Зажигаю свечи. Окуриваюсь дымком воспоминаний. Скоро выйду из дома, доеду на метро до нужной остановки, зайду в рентгеновский кабинет, они отведут глаза, и покачусь под скорый уклон, под вяжущую пахучесть больного тела, постылых микстур, – нет сил надеяться‚ мужества верить‚ только убежать‚ спрятаться‚ пересидеть…
Врач сказал: ”Болезнь не позор, краснеть нечего”, – я согласилась. Порой кажется, нет меня, разве не похоронили еще; да и то, я уж старше отца, матери, брата, на которого глядела снизу вверх. Он знал про нас, про тайную к тебе любовь (вывела, наконец, запретное слово), а я мчалась, сломя голову, выкроив из семейной участи пару часов, прихватив четвертушку пирога, испеченного накануне, – ты не спрашивал, кому достается остальное, ты меня оберегал, а может, оберегал себя…
Вот тебе к утешению, свет мой в окошке. Бегство вдвоем, впопыхах, под невозможным предлогом, поезд с натугой на подъеме, дым из трубы – тогда еще дымило, желтенький цветок на обочине, замедленно проплывающий в памяти, мазанка с двумя койками – рубль за ночь с каждой, из которых одна оказалась лишней, муравьи на столе, на окне, повсюду, а к ночи скала у воды, узкая полоска гальки, купания на притихшей волне, обнаженность в призрачном свечении; поверху проходили пограничники, спугивали фонарем, море ворочалось в скальных разломах, укладываясь на покой, – лучшего у меня не было.
К вечеру усаживались с хозяином под яблоней, пили вино, грызли семечки, изнывали от удали баяниста на танцплощадке, от взвизгов курортниц в зарослях, которых местные кавалеры увлекали на пробу. ”Наследник есть?” – спросил хозяин. ”Наследника нет”. – ”Что же вы?” Что же мы... В сумерки уходили в мазанку, обрывали из окна черешню, сладкую, наливную, черную в потемках, засыпали к рассвету обессиленные, красногубые от спелой ягоды, под шелест морских волн, которые накатывались, казалось, на наше укрытие и покачивали, и укачивали… Спросил под утро: ”Если позову, бросишь всё и придешь?” – ”Да”. – ”Я не позову”. – ”Я знаю”. Не достучалась к тебе, не достучалась…
Здравствуй, милый! В последний раз – здравствуй!

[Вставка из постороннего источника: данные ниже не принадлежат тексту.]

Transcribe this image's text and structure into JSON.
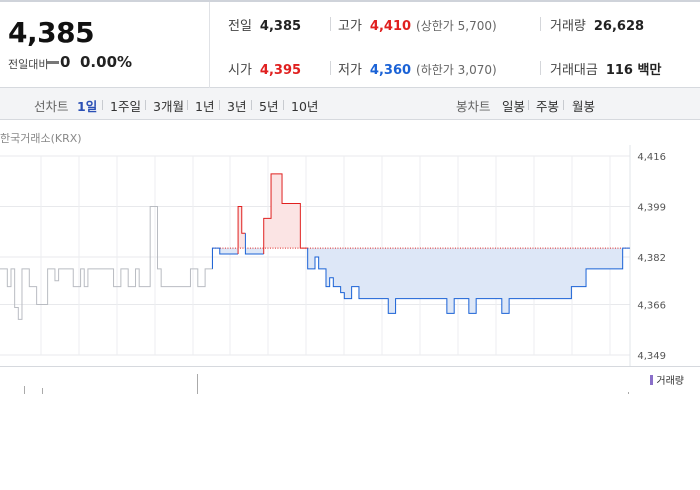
{
  "summary": {
    "price": "4,385",
    "change_label": "전일대비",
    "change_value": "0",
    "change_rate": "0.00%",
    "prev_close": {
      "label": "전일",
      "value": "4,385"
    },
    "high": {
      "label": "고가",
      "value": "4,410",
      "limit_label": "(상한가 5,700)"
    },
    "volume": {
      "label": "거래량",
      "value": "26,628"
    },
    "open": {
      "label": "시가",
      "value": "4,395"
    },
    "low": {
      "label": "저가",
      "value": "4,360",
      "limit_label": "(하한가 3,070)"
    },
    "trade_value": {
      "label": "거래대금",
      "value": "116 백만"
    }
  },
  "toolbar": {
    "line_chart_label": "선차트",
    "ranges": [
      "1일",
      "1주일",
      "3개월",
      "1년",
      "3년",
      "5년",
      "10년"
    ],
    "active_range": "1일",
    "candle_label": "봉차트",
    "candles": [
      "일봉",
      "주봉",
      "월봉"
    ]
  },
  "source_label": "한국거래소(KRX)",
  "volume_legend": "거래량",
  "colors": {
    "up": "#e0201f",
    "down": "#1a62d6",
    "flat": "#b9bcc2",
    "up_fill": "#fbe4e4",
    "down_fill": "#dde7f7",
    "base_line": "#e0201f"
  },
  "chart_data": {
    "type": "line",
    "title": "",
    "xlabel": "",
    "ylabel": "",
    "base": 4385,
    "ylim": [
      4349,
      4416
    ],
    "yticks": [
      4416,
      4399,
      4382,
      4366,
      4349
    ],
    "y_tick_labels": [
      "4,416",
      "4,399",
      "4,382",
      "4,366",
      "4,349"
    ],
    "series": [
      {
        "values": [
          4378,
          4378,
          4372,
          4378,
          4365,
          4361,
          4378,
          4378,
          4372,
          4372,
          4366,
          4366,
          4366,
          4378,
          4378,
          4374,
          4378,
          4378,
          4378,
          4378,
          4372,
          4372,
          4378,
          4372,
          4378,
          4378,
          4378,
          4378,
          4378,
          4378,
          4378,
          4372,
          4372,
          4378,
          4378,
          4372,
          4372,
          4378,
          4372,
          4372,
          4372,
          4399,
          4399,
          4378,
          4372,
          4372,
          4372,
          4372,
          4372,
          4372,
          4372,
          4372,
          4378,
          4378,
          4372,
          4372,
          4378,
          4378,
          4385,
          4385,
          4383,
          4383,
          4383,
          4383,
          4383,
          4399,
          4390,
          4383,
          4383,
          4383,
          4383,
          4383,
          4395,
          4395,
          4410,
          4410,
          4410,
          4400,
          4400,
          4400,
          4400,
          4400,
          4385,
          4385,
          4378,
          4378,
          4382,
          4378,
          4378,
          4372,
          4375,
          4372,
          4372,
          4370,
          4368,
          4368,
          4372,
          4372,
          4368,
          4368,
          4368,
          4368,
          4368,
          4368,
          4368,
          4368,
          4363,
          4363,
          4368,
          4368,
          4368,
          4368,
          4368,
          4368,
          4368,
          4368,
          4368,
          4368,
          4368,
          4368,
          4368,
          4368,
          4363,
          4363,
          4368,
          4368,
          4368,
          4368,
          4363,
          4363,
          4368,
          4368,
          4368,
          4368,
          4368,
          4368,
          4368,
          4363,
          4363,
          4368,
          4368,
          4368,
          4368,
          4368,
          4368,
          4368,
          4368,
          4368,
          4368,
          4368,
          4368,
          4368,
          4368,
          4368,
          4368,
          4368,
          4372,
          4372,
          4372,
          4372,
          4378,
          4378,
          4378,
          4378,
          4378,
          4378,
          4378,
          4378,
          4378,
          4378,
          4385,
          4385
        ]
      }
    ]
  }
}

Мир разделен. До тебя не дотянуться. Пиши мне, моя душа: ”Москва, Востряковское кладбище, 38-я линия”, где все сроднились, перемешались на глубине, все свои. Беспокоюсь за тебя: вас, приехавших туда, становится больше, в вас оттого легче попасть. Обнимаю и желаю покоя, в том виде, хотя бы, каков мыслим в твоих краях…»
Приписано на полях, мелко-мелко:
«Что ж ты не позвал меня, живущий поодаль?..»
ЧАСТЬ ТРЕТЬЯ
Ради чего станем жить?..
ГЛАВА ДЕСЯТАЯ
А в Провансе, к северу от города Марселя…
…в долине реки Калавон, пропахшей лавандой…
…возле городка Боньё, прилепившегося на склоне хребта…
…в глубинах леса, в покое беспечного обитания Ла Шамбарель…
…где звезды на куполе в щедротах сеятеля, кабаны роют землю в поисках пропитания, змея выскальзывает из-под ног, чтоб ушуршать в траву, живность поспешает в свой лаз, отсидеться в покое…
…где внучки мудрили у кухонной плиты под разговоры, смех, игру на гитаре, нежданные откровения у камина...
…проклюнулся – ни с чего, вроде – Ицик из Иерусалима, владелец некрупного дела «Куплю всё и продам всё», с ограниченной ответственностью и без покоя в душе, прервал безмятежные дни сочинителя.